The drive to world war is inseparable from the assault on the working class at home. Trillions are being funneled into arms while wages, pensions, health care and education are slashed. To suppress opposition, the ruling class is building up the police, intelligence agencies and authoritarian state structures.

The working class must reject all the reactionary camps in this conflict. Putin’s invasion of Ukraine was a reactionary act by a capitalist regime seeking to defend its own predatory interests. His embrace of Trump and appeals to far-right forces across Europe expose the bankruptcy of Russian nationalism. Trump’s maneuvers are not “peace” but a tactical shift to free American resources for war against China. The European powers’ posture as defenders of democracy is the most brazen lie of all: they are, in fact, preparing their own imperialist slaughter.

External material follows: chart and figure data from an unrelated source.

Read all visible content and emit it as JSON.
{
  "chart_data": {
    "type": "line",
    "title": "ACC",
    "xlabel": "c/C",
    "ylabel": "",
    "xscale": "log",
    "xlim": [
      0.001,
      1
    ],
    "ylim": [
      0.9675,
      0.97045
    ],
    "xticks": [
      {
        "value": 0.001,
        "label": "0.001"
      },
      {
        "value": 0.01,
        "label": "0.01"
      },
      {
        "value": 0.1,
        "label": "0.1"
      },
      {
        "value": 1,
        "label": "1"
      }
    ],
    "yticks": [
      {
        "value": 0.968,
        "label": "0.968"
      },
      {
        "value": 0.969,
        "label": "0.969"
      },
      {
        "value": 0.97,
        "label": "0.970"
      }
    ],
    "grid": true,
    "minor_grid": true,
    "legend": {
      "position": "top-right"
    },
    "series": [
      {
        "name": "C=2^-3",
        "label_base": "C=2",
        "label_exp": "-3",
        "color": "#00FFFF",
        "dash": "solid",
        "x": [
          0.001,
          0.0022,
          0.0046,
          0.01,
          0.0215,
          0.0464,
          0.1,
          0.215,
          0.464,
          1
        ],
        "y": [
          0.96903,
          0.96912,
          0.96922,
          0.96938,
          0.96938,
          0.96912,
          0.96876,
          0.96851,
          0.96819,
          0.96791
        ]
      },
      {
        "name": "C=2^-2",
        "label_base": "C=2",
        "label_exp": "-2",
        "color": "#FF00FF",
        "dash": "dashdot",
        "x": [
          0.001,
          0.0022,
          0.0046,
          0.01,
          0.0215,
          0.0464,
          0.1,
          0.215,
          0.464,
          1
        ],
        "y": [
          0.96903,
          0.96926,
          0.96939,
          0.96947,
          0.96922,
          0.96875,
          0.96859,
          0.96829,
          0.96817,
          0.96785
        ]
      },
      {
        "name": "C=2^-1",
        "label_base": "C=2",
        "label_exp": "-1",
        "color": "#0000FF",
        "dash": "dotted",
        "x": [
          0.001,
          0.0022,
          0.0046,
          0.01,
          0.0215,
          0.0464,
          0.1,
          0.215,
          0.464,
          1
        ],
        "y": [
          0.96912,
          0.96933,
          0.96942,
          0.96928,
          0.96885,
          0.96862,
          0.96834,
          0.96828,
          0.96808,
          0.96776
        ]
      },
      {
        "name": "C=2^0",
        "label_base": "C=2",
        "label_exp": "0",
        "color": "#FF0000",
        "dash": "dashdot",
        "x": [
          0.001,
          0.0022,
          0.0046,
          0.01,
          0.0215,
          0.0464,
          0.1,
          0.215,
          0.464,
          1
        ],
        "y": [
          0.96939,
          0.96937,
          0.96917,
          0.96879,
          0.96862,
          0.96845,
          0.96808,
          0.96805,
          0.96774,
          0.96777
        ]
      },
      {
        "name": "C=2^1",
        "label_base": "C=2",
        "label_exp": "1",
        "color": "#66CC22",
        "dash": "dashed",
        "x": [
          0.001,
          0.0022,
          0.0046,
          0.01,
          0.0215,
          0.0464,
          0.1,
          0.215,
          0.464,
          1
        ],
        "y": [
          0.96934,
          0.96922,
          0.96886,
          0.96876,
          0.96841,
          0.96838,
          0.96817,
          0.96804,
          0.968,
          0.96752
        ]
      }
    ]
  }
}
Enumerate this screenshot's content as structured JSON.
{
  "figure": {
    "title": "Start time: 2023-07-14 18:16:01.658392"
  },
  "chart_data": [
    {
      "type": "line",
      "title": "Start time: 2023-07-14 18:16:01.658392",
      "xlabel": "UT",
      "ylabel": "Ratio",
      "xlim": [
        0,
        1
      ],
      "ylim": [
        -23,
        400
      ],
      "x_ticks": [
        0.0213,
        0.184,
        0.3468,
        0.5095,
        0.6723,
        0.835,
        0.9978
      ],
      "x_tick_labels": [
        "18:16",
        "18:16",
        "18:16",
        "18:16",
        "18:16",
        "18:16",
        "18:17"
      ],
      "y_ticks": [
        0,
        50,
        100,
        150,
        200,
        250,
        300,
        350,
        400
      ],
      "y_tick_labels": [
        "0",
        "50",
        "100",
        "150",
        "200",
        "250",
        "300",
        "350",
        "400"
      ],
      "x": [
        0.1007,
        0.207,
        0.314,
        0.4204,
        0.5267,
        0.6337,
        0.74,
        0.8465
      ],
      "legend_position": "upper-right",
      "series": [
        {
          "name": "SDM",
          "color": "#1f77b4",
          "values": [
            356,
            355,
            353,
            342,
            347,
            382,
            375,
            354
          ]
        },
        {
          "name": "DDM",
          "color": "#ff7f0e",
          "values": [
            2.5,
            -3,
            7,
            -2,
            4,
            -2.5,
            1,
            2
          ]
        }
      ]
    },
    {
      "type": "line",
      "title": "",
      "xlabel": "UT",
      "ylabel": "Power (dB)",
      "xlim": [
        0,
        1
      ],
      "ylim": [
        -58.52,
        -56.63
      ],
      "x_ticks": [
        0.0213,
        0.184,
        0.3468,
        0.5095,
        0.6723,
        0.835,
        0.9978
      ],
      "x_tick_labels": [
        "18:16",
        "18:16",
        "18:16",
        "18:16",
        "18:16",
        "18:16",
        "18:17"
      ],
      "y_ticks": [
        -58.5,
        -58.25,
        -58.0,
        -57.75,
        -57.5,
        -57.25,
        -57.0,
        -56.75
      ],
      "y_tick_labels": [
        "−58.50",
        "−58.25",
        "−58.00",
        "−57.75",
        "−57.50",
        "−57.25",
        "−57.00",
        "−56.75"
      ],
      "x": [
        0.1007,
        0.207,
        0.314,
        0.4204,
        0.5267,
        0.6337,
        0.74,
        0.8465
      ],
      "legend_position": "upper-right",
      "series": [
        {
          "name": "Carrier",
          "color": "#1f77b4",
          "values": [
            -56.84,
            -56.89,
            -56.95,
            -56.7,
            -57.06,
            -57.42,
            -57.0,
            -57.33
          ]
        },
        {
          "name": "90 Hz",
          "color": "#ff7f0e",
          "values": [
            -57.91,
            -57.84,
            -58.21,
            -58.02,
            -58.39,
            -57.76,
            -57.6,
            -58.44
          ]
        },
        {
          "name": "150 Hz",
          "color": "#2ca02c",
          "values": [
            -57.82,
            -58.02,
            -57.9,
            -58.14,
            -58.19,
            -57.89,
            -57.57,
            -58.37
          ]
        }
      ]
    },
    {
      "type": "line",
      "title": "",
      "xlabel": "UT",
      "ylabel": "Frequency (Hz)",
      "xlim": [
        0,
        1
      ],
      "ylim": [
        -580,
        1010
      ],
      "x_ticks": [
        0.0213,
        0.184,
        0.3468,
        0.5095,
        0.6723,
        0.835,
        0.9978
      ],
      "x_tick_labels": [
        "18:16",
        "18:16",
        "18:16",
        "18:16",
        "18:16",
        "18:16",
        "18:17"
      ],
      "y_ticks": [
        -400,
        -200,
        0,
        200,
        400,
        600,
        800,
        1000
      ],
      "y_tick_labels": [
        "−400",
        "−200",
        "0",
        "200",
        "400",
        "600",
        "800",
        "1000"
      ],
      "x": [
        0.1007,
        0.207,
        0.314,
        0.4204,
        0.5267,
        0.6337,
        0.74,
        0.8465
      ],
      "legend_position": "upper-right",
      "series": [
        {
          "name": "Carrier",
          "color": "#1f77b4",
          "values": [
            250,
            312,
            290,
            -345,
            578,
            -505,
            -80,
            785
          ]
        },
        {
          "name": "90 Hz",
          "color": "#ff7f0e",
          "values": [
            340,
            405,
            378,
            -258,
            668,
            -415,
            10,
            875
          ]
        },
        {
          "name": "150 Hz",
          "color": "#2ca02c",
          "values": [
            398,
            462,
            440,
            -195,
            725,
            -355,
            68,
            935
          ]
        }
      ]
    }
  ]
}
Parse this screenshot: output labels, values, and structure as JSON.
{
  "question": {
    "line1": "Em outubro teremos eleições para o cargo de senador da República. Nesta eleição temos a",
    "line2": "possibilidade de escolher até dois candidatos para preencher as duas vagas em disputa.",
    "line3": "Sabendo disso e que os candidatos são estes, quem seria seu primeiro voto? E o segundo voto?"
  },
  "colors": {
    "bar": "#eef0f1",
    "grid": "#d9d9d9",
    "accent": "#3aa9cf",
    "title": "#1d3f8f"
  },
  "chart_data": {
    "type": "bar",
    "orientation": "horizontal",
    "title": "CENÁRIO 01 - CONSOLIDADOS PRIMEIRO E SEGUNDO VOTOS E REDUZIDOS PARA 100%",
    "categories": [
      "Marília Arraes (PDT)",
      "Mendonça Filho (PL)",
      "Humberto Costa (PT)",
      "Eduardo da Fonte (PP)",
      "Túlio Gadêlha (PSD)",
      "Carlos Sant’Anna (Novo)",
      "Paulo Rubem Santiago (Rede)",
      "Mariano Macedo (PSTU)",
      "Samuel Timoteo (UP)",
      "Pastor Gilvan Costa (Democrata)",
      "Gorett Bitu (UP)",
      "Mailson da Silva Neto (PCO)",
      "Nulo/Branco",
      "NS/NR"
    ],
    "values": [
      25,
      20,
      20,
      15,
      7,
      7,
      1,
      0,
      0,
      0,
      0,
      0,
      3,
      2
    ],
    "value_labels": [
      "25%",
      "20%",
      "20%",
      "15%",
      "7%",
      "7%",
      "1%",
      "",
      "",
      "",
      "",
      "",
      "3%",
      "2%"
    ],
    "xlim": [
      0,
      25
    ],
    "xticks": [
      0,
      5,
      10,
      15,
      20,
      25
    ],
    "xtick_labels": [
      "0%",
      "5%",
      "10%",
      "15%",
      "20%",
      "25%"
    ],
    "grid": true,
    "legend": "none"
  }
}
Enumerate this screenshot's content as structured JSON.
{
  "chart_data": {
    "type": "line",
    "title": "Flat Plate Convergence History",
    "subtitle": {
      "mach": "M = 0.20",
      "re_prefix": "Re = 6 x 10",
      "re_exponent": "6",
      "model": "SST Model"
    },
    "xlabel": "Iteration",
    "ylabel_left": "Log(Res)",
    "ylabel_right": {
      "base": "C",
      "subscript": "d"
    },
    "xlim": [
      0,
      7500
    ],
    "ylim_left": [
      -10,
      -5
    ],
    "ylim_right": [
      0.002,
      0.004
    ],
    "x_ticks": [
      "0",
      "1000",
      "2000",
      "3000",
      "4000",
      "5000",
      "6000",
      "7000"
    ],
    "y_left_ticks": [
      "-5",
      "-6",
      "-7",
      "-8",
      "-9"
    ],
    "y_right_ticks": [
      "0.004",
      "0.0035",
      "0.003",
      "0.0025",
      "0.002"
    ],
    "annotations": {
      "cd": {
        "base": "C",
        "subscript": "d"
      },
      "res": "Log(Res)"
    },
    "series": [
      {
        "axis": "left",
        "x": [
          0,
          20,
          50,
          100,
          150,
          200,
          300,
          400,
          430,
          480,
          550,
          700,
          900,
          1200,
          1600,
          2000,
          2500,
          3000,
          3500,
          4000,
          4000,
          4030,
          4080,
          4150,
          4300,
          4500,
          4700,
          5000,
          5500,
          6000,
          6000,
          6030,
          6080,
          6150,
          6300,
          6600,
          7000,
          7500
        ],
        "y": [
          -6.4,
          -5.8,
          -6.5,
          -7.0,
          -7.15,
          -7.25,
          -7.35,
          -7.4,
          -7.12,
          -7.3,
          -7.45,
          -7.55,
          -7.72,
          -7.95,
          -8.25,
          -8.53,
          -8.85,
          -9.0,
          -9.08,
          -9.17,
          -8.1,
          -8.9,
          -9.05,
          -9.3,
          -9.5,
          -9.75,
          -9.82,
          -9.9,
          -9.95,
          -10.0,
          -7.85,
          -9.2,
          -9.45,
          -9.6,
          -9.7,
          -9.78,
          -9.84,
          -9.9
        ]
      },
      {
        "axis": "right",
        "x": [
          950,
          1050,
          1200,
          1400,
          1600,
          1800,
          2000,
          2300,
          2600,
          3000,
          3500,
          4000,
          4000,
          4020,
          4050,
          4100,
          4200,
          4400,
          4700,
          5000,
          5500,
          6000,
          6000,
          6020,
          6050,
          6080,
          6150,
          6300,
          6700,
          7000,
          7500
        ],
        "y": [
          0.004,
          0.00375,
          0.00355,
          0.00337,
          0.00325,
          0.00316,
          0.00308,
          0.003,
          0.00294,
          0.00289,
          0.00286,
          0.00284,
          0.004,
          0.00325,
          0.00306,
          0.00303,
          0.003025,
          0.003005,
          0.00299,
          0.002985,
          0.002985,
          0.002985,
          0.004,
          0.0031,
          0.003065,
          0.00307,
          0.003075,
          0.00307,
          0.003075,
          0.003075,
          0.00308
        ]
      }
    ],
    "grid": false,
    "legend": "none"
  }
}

As the WSWS Editorial Board stressed in its perspective on the Trump-Putin summit:

Neither the maneuvers of Trump, nor the intrigues of the European powers, nor the reactionary calculations of Putin offer a way forward. The struggle against genocide, austerity, dictatorship and war requires the building of a conscious, international socialist movement of the working class, fighting irreconcilably against all the capitalist governments and their political agents.